JAKARTA, KOMPAS – Korupsi yang masih terjadi di kalangan pejabat publik dipicu oleh sejumlah faktor. Salah satunya ialah lemahnya atau ketiadaan kebiasaan integritas atau habit of integrity, serta mati rasanya etika mereka sebagai pejabat publik yang seharusnya melayani publik tanpa mengejar rente. Di sisi lain, kultur birokrasi yang buruk turut mendukung terjadinya korupsi di lingkungan birokrat.
Pengajar Sekolah Tinggi Filsafat (STF) Driyakara Herry Priyono, Minggu (30/12/2018) yang dihubungi dari Jakarta mengatakan, tidak ada penjelasan tunggal untuk menerangkan kompleksitas korupsi di kalangan birokrat. Sejumlah peristiwa belakangan ini telah menjadi gambaran dari ketiadaan habit of integrity atau kebiasaan untuk memiliki integritas di kalangan birokrat. Sebagai sebuah kebiasaan, integritas itu tidak dibangun dalam sekejap mata, melainkan melalui pendidikan dan pembiasaan atau habituasi yang panjang.
Sabtu, akhir pekan lalu, Komisi Pemberantasan Korupsi (KPK) menetapkan empat pejabat Kementerian Pekerjaan Umum dan Perumahan Rakyat (Kementerian PUPR) sebagai tersangka dalam pengadaan dan pembangunan proyek Sistem Penyediaan Air Minum (SPAM). Proyek itu antara lain dibangun di sejumlah lokasi di Sulawesi Tengah guna membantu korban bencana alam tsunami beberapa waktu lalu. Selain empat pejabat Kementerian PUPR, KPK juga menetapkan empat pimpinan perusahaan swasta pemenang tender SPAM. Empat pengusaha itu diduga memberikan fee atau imbalan berupa uang kepada empat pejabat Kementerian PUPR guna pemenangan tender.
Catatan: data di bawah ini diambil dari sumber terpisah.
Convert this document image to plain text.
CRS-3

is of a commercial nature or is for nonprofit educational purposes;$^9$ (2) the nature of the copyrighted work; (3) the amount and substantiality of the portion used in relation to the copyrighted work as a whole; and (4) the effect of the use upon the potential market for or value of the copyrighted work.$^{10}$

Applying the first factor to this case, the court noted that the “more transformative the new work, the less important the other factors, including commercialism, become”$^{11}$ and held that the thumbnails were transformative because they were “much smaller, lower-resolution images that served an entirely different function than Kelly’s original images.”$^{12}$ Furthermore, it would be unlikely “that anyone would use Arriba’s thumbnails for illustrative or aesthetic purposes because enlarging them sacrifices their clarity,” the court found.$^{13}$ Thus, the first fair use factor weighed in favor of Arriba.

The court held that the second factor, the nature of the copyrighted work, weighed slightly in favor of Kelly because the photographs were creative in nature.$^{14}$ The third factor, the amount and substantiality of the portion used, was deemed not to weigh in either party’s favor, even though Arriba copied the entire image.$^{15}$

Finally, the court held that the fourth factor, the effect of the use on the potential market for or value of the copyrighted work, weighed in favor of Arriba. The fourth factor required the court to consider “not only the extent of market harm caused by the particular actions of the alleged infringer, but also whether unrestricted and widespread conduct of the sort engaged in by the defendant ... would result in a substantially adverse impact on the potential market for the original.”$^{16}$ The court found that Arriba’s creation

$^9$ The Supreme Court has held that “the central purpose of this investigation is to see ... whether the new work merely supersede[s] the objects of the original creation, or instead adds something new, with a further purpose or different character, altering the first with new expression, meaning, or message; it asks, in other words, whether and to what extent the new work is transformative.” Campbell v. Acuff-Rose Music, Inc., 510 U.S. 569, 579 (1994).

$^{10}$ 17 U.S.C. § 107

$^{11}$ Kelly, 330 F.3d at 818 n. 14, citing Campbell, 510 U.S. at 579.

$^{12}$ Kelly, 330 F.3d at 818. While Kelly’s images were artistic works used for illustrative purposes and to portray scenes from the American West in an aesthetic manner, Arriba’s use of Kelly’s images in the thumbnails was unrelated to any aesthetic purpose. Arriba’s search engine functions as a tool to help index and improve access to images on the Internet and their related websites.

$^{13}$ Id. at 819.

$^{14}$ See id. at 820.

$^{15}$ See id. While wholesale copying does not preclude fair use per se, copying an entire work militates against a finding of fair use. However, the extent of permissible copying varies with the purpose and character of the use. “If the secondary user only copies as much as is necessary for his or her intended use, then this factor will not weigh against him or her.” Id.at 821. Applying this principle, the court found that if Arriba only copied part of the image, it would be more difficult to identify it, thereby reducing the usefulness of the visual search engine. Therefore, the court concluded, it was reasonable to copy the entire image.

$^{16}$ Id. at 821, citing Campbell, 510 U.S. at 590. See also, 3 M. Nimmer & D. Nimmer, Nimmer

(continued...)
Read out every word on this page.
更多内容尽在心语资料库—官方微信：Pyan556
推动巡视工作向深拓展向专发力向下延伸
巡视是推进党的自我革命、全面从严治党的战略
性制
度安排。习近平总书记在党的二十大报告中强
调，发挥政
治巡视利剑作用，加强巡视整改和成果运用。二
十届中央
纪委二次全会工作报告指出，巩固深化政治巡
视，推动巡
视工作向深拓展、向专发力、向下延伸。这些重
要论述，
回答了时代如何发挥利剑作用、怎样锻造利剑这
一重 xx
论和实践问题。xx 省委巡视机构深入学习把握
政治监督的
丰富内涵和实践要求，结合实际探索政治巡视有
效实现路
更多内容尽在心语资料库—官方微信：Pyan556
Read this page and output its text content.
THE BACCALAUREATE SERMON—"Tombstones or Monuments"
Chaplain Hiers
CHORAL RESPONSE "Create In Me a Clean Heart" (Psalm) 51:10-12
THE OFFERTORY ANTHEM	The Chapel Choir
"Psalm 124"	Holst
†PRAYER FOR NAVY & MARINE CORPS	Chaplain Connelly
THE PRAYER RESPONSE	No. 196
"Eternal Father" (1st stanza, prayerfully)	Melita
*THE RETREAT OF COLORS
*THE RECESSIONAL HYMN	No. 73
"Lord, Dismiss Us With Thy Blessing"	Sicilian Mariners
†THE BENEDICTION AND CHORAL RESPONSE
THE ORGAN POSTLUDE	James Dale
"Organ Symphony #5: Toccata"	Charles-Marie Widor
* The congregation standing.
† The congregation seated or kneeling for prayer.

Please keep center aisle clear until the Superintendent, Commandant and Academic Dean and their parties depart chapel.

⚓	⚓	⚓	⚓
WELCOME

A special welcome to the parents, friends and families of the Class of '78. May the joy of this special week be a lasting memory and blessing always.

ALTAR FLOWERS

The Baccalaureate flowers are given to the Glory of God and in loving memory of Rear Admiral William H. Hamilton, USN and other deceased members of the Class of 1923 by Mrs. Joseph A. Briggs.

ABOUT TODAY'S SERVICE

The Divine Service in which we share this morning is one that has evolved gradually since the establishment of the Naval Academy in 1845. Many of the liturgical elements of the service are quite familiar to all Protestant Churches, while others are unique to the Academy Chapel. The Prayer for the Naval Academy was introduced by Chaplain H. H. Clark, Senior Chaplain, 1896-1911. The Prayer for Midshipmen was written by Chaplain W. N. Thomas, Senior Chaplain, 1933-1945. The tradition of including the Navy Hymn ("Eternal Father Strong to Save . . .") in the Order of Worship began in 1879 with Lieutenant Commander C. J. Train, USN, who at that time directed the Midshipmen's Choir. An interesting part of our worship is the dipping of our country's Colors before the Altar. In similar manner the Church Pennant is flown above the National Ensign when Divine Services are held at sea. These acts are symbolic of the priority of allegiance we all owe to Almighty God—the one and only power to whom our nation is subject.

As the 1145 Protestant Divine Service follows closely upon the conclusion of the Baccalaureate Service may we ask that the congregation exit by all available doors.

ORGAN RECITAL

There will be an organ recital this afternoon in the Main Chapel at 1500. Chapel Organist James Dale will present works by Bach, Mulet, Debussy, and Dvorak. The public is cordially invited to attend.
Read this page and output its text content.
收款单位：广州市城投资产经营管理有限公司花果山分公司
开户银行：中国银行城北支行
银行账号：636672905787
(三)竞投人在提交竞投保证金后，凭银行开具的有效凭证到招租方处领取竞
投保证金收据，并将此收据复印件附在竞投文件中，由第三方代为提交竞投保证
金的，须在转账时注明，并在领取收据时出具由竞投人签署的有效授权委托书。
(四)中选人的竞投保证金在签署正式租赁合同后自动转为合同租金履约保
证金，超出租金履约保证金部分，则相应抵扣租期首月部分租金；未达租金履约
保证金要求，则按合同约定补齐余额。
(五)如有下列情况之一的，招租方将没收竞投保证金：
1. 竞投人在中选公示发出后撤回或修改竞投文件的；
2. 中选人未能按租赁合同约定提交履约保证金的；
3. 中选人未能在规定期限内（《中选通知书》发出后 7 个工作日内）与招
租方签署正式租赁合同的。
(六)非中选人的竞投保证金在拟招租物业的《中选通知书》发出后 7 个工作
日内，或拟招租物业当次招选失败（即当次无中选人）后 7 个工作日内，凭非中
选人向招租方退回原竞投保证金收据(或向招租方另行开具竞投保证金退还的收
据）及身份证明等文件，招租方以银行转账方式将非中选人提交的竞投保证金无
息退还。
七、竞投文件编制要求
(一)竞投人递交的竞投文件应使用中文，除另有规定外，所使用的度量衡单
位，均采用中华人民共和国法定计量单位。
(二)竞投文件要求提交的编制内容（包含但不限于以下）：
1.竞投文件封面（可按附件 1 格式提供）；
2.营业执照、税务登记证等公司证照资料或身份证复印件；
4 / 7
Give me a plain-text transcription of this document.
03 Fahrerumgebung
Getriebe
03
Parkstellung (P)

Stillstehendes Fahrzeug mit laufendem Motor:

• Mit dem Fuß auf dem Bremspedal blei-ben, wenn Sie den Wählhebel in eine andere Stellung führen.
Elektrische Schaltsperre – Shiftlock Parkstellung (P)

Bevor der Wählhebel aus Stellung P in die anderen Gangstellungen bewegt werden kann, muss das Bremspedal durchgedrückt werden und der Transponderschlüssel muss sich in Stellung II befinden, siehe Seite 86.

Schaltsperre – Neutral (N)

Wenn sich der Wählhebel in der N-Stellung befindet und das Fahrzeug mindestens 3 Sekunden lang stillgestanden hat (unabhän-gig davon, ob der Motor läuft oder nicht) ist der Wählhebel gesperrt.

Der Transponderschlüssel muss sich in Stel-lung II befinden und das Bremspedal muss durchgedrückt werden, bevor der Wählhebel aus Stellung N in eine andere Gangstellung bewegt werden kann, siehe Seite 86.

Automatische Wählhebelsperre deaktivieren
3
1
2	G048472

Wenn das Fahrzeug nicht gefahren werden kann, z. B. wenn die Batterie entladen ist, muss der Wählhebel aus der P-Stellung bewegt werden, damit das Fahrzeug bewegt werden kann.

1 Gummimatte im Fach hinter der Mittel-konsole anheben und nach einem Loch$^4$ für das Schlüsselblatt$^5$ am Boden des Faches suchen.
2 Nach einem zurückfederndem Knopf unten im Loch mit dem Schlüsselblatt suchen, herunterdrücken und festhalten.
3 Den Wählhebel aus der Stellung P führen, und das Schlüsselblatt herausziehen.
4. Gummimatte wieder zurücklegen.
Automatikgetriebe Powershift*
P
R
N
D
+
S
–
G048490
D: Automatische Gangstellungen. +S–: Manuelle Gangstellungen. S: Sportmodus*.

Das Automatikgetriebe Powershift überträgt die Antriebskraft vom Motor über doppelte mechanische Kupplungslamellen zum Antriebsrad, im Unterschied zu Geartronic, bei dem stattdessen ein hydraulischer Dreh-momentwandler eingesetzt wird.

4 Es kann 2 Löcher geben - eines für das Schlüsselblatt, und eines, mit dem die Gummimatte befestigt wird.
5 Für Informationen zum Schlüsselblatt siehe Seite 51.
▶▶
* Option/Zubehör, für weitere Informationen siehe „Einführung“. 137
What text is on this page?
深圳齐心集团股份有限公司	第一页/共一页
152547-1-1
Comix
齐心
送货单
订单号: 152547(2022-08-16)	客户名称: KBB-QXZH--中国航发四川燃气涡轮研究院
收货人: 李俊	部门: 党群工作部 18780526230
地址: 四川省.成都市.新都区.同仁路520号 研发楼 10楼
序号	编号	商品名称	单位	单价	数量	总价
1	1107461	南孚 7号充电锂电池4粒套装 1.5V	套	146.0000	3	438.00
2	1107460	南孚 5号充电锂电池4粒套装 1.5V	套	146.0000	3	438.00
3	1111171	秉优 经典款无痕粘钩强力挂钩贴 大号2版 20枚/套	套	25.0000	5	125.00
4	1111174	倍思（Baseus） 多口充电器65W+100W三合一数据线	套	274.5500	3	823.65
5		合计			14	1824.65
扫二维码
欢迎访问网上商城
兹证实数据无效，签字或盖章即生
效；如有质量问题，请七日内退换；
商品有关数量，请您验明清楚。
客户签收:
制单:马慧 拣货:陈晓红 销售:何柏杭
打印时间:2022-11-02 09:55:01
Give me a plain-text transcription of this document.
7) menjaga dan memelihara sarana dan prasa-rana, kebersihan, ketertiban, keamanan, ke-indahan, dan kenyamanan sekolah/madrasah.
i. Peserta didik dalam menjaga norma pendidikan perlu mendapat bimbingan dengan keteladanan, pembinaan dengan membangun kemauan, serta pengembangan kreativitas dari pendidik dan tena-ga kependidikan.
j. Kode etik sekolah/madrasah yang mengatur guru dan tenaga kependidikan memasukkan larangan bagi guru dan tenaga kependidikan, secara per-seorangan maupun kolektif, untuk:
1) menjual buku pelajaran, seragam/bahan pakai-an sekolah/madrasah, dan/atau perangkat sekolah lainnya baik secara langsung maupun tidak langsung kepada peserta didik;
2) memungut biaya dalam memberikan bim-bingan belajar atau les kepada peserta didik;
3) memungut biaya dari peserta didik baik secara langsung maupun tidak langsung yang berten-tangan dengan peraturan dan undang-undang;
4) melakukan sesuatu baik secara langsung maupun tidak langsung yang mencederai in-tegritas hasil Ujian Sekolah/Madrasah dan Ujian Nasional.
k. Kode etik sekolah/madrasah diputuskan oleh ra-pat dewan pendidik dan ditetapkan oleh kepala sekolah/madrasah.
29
Herry mengatakan, integritas bisa diukur dari sejauh mana keteguhan seseorang dalam menyikapi kesempatan untuk berbuat buruk. Sekalipun semua kesempatan itu tersedia, orang yang memiliki kebiasaan integritas tidak akan melakukan perbuatan buruk itu. “Integritas yang dibangun melalui proses panjang itu sayangnya defisit dalam seluruh sistem pendidikan kita,” urainya.
Perbuatan yang tanpa integritas itu apabila dilakukan secara terus-menerus, konstan, dan menjadi bagian dari kebiasaan sehari-hari birokrat, akan menumpulkan kesadaran etika (ethic numbing) mereka sebagai pejabat publik. Pejabat menjadi tidak bisa membedakan mana yang benar dan salah dari perbuatan itu, lantaran mereka melakukan itu berulang kali, dan dibiarkan, bahkan menjadi bagian kultur birokrasi yang tak terhindarkan.
Tidak ada upaya mempertanyakan perbuatan itu, baik dari atasan, maupun dari diri sendiri, sistem, dan lingkungannya. “Orang dalam birokrasi itu akan bertanya, kalau orang lain melakukannya (melakukan korupsi), kenapa saya tidak?” kata Herry.
Ketumpulan atau mati rasanya etika (ethic numbing) itu, menurut Herry, kerap membuat orang tidak sadar dengan apa yang mereka lakukan. Terlebih jika itu sudah menjadi suatu kultur di tempat mereka bekerja. Artinya, bila mereka tidak korupsi, mereka tidak bisa bertahan dalam lingkungan itu. Perhitungan-perhitungan atas perbuatan mereka pun bisa jadi telah dikalkulasikan untuk menghindari jeratan hukum.
“Mereka berani melakukan itu mungkin karena mengira tidak akan ada pihak yang mencermati pengadaan air, apalagi dalam situasi bencana. Dalam kondisi ini, kalkukasi mereka lakukan untuk menghindari jeratan hukum,” katanya.
Meski demikian, hukum rupanya juga bukan satu-satunya penangkal bagi praktik korupsi di kalangan pejabat publik. Hukan semata-mata bila tidak diimbangi dengan pendidikan, kesadaran dan dukungan sosial, atau pembenahan sistem, akan menjadi solusi yang lemah dalam menghadang korupsi di tubuh birokrasi.
“Masalah korupsi itu sedemikian ruwetnya, sehingga bukan hanya hukum solusinya. Soal ekonomi, psikologi, sosiologi, kriminologi, dan sebagainya harus pula dilihat untuk membedah akar korupsi. Kenapa korupsi terjadi di Indonesia, tetapi tidak di negara-negara Skandinavia seperti Denmark. Itu memerlukan proses panjang, terutama pendidikan, untuk membiasakan integritas sebagai bagian dari sikap hidup sehari-hari,” urai Herry.